Holidaymakers who use a prepaid Mastercard abroad will no longer have to choose between paying in pounds or the local currency, helping them to avoid rip-off exchange rates and fees.
From today, Mastercard is blocking a loophole known as dynamic currency conversion (DCC) on prepaid multi-currency cards which allows travellers to pay in pounds so they know how much they are spending.
While it may seem more convenient to pay in sterling, you can end up being hit with excessive exchange rates and fees as the vendor or ATM is able to define the rate that is used to convert your transaction from.
The new rules being brought in by Mastercard only apply to prepaid currency cards as travellers have already decided which currency they wish to pay in before they go on holiday.
This means anyone using a prepaid Mastercard abroad will now not be offered the choice of which currency to use when withdrawing money.
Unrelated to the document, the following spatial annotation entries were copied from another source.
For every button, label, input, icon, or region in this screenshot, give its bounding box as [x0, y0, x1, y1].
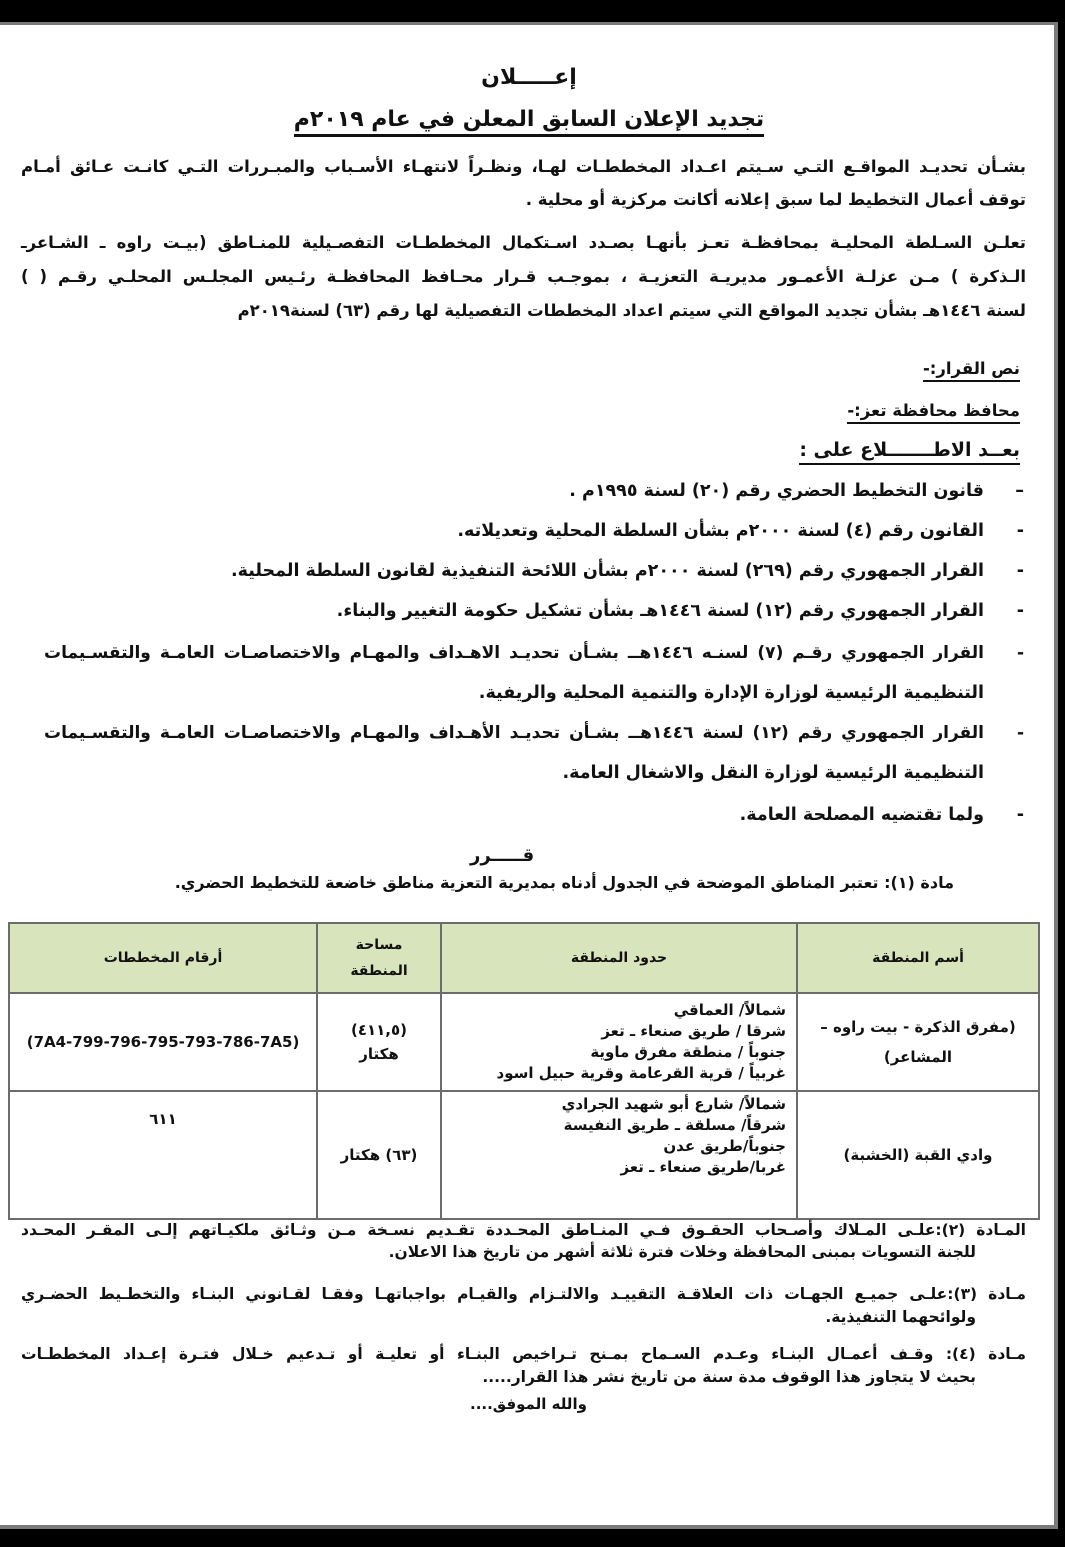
article-3-line-1: مـادة (٣):علـى جميـع الجهـات ذات العلاقـة التقييـد والالتـزام والقيـام بواجباتهـا وفقـا لقـانوني البنـاء والتخطـيط الحضـري: [21, 1285, 1027, 1303]
reference-item: [231, 561, 1024, 581]
article-2-line-2: للجنة التسويات بمبنى المحافظة وخلات فترة ثلاثة أشهر من تاريخ هذا الاعلان.: [388, 1243, 976, 1261]
subtitle-text: تجديد الإعلان السابق المعلن في عام ٢٠١٩م: [294, 107, 764, 137]
article-4-line-2: بحيث لا يتجاوز هذا الوقوف مدة سنة من تاريخ نشر هذا القرار.....: [482, 1368, 976, 1386]
article-2-line-1: المـادة (٢):علـى المـلاك وأصـحاب الحقـوق فـي المنـاطق المحـددة تقـديم نسـخة مـن وثـائق ملكيـاتهم إلـى المقـر المحـدد: [21, 1221, 1026, 1239]
header-plan-numbers: أرقام المخططات: [9, 923, 317, 993]
heading-decision-text: [923, 359, 1020, 378]
bound-line: جنوباً / منطقة مفرق ماوية: [590, 1043, 786, 1061]
reference-text: القرار الجمهوري رقم (١٢) لسنة ١٤٤٦هــ بشـأن تحديـد الأهـداف والمهـام والاختصاصـات العامـة والتقسـيمات: [44, 723, 984, 743]
reference-item: [457, 521, 1024, 541]
reference-item: [44, 643, 1024, 663]
announcement-line-3: لسنة ١٤٤٦هـ بشأن تجديد المواقع التي سيتم اعداد المخططات التفصيلية لها رقم (٦٣) لسنة٢٠١٩م: [237, 301, 1026, 320]
reference-text: القرار الجمهوري رقم (٢٦٩) لسنة ٢٠٠٠م بشأن اللائحة التنفيذية لقانون السلطة المحلية.: [231, 561, 984, 581]
dash-bullet-icon: -: [1016, 805, 1024, 825]
reference-item: [739, 805, 1024, 825]
zone-name-cell: [797, 993, 1039, 1091]
reference-item-continued: التنظيمية الرئيسية لوزارة النقل والاشغال العامة.: [562, 763, 984, 783]
zone-name-cell: وادي القبة (الخشبة): [797, 1091, 1039, 1219]
bound-line: شمالاً/ العماقي: [673, 1001, 786, 1019]
cell-text: المشاعر): [883, 1048, 953, 1066]
zone-bounds-cell: [441, 1091, 797, 1219]
reference-text: القرار الجمهوري رقم (١٢) لسنة ١٤٤٦هـ بشأن تشكيل حكومة التغيير والبناء.: [336, 601, 984, 621]
reference-text: ولما تقتضيه المصلحة العامة.: [739, 805, 984, 825]
decided-heading: قـــــرر: [470, 845, 535, 866]
table-row: [9, 1091, 1039, 1219]
reference-item: [569, 481, 1024, 501]
heading-text: محافظ محافظة تعز:-: [847, 401, 1020, 424]
header-text: مساحة: [355, 937, 403, 953]
bound-line: جنوباً/طريق عدن: [663, 1137, 786, 1155]
dash-bullet-icon: -: [1016, 601, 1024, 621]
article-1: مادة (١): تعتبر المناطق الموضحة في الجدول أدناه بمديرية التعزية مناطق خاضعة للتخطيط الحضري.: [174, 873, 954, 892]
reference-text: القانون رقم (٤) لسنة ٢٠٠٠م بشأن السلطة المحلية وتعديلاته.: [457, 521, 984, 541]
heading-text: بعــد الاطـــــــلاع على :: [799, 439, 1020, 465]
article-3-line-2: ولوائحهما التنفيذية.: [825, 1308, 976, 1326]
reference-text: قانون التخطيط الحضري رقم (٢٠) لسنة ١٩٩٥م .: [569, 481, 984, 501]
heading-text: نص القرار:-: [923, 359, 1020, 382]
table-header-row: [9, 923, 1039, 993]
bound-line: غربياً / قرية القرعامة وقرية حبيل اسود: [496, 1064, 786, 1082]
cell-text: هكتار: [359, 1045, 399, 1063]
header-zone-area: [317, 923, 441, 993]
dash-bullet-icon: -: [1016, 521, 1024, 541]
bound-line: شرقاً/ مسلقة ـ طريق النفيسة: [563, 1116, 786, 1134]
announcement-line-2: الـذكرة ) مـن عزلـة الأعمـور مديريـة التعزيـة ، بموجـب قـرار محـافظ المحافظـة رئـيس المجلـس المحلـي رقـم ( ): [21, 267, 1026, 286]
closing-text: والله الموفق....: [470, 1395, 587, 1413]
cell-text: (مفرق الذكرة - بيت راوه –: [820, 1018, 1016, 1036]
intro-line-2: توقف أعمال التخطيط لما سبق إعلانه أكانت مركزية أو محلية .: [525, 190, 1026, 209]
bound-line: شمالاً/ شارع أبو شهيد الجرادي: [561, 1095, 786, 1113]
zone-area-cell: [317, 993, 441, 1091]
reference-item-continued: التنظيمية الرئيسية لوزارة الإدارة والتنمية المحلية والريفية.: [478, 683, 984, 703]
dash-bullet-icon: -: [1016, 723, 1024, 743]
document-title: إعـــــلان: [481, 65, 577, 90]
bound-line: شرقا / طريق صنعاء ـ تعز: [601, 1022, 786, 1040]
dash-bullet-icon: -: [1016, 643, 1024, 663]
article-4-line-1: مـادة (٤): وقـف أعمـال البنـاء وعـدم السـماح بمـنح تـراخيص البنـاء أو تعليـة أو تـدعيم خـلال فتـرة إعـداد المخططـات: [21, 1345, 1026, 1363]
header-zone-name: أسم المنطقة: [797, 923, 1039, 993]
bound-line: غربا/طريق صنعاء ـ تعز: [620, 1158, 786, 1176]
reference-item: [336, 601, 1024, 621]
dash-bullet-icon: –: [1015, 481, 1024, 501]
cell-text: (٤١١,٥): [350, 1021, 408, 1039]
plan-numbers-cell: [9, 993, 317, 1091]
heading-governor: [847, 401, 1020, 420]
announcement-page: [0, 22, 1058, 1529]
reference-item: [44, 723, 1024, 743]
cell-text: (7A4-799-796-795-793-786-7A5): [26, 1033, 300, 1051]
heading-after-review: [799, 439, 1020, 461]
table-row: [9, 993, 1039, 1091]
reference-text: القرار الجمهوري رقـم (٧) لسنـه ١٤٤٦هــ بشـأن تحديـد الاهـداف والمهـام والاختصاصـات العامـة والتقسـيمات: [44, 643, 984, 663]
header-text: المنطقة: [350, 963, 408, 979]
plan-numbers-cell: ٦١١: [9, 1091, 317, 1219]
dash-bullet-icon: -: [1016, 561, 1024, 581]
zone-bounds-cell: [441, 993, 797, 1091]
document-subtitle: [0, 107, 1058, 132]
announcement-line-1: تعلـن السـلطة المحليـة بمحافظـة تعـز بأنهـا بصـدد اسـتكمال المخططـات التفصـيلية للمنـاطق (بيـت راوه ـ الشـاعرـ: [21, 233, 1026, 252]
header-zone-bounds: حدود المنطقة: [441, 923, 797, 993]
zones-table: [8, 922, 1040, 1220]
zone-area-cell: (٦٣) هكتار: [317, 1091, 441, 1219]
intro-line-1: بشـأن تحديـد المواقـع التـي سـيتم اعـداد المخططـات لهـا، ونظـراً لانتهـاء الأسـباب والمبـررات التـي كانـت عـائق أمـام: [21, 157, 1026, 176]
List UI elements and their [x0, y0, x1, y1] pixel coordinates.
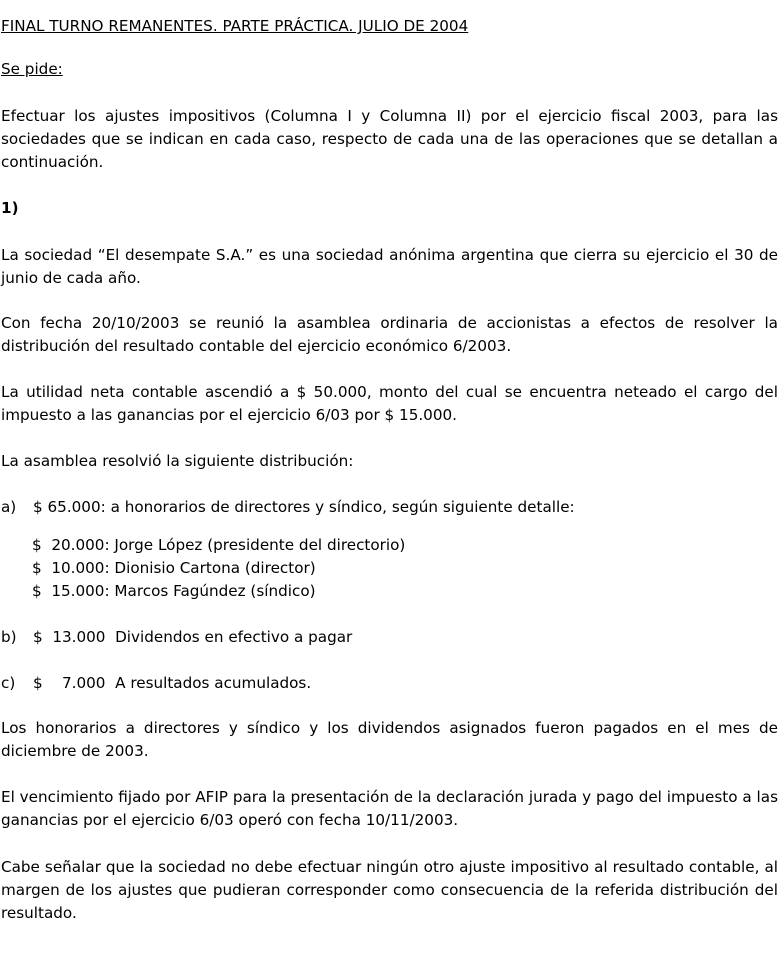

They will instead be automatically charged in the local currency when using an ATM or a shop.
However, Mastercard has not scrapped DCC charges for credit and debit holders who will still be offered the choice between paying in pounds or the local currency.
This means credit and debit card holders could still be at risk of higher charges and fees if they don’t choose the local currency.
A Mastercard spokesman says: “We’ve recently made changes to our prepaid programmes.
"Dynamic currency conversion will no longer be offered for prepaid multi-currency Mastercard cards as these cardholders have predetermined the currency they wish to pay in before they travel and any purchases are made.”
Research by currency coversion company FairFX found that holidaymakers were duped into forking out £490 million in fees when they use their payment cards abroad as a result of DCC in 2017.
Ian Strafford-Taylor, chief executive of FairFX, says the rule change is great news for travellers who will no longer be confused by unfair conversion charges.
He says: “It’s vital that people using debit and credit cards abroad – whether for work or pleasure – stay vigilant to the unfair practice. When asked if they want to pay in pounds or local currency, opting to pay in pounds appears logical as most people think in their home currency.
"But this is nothing but a hyper-inflated rip-off, duping people into paying unnecessary fees and accepting unfavourable exchange rates.
“The key thing to remember is, when abroad and asked if you want to pay in pounds or the local currency, always pay in the local currency to avoid nasty surprise fees. Debit and credit card users would do well to switch to prepaid cards to avoid any uncertainty.”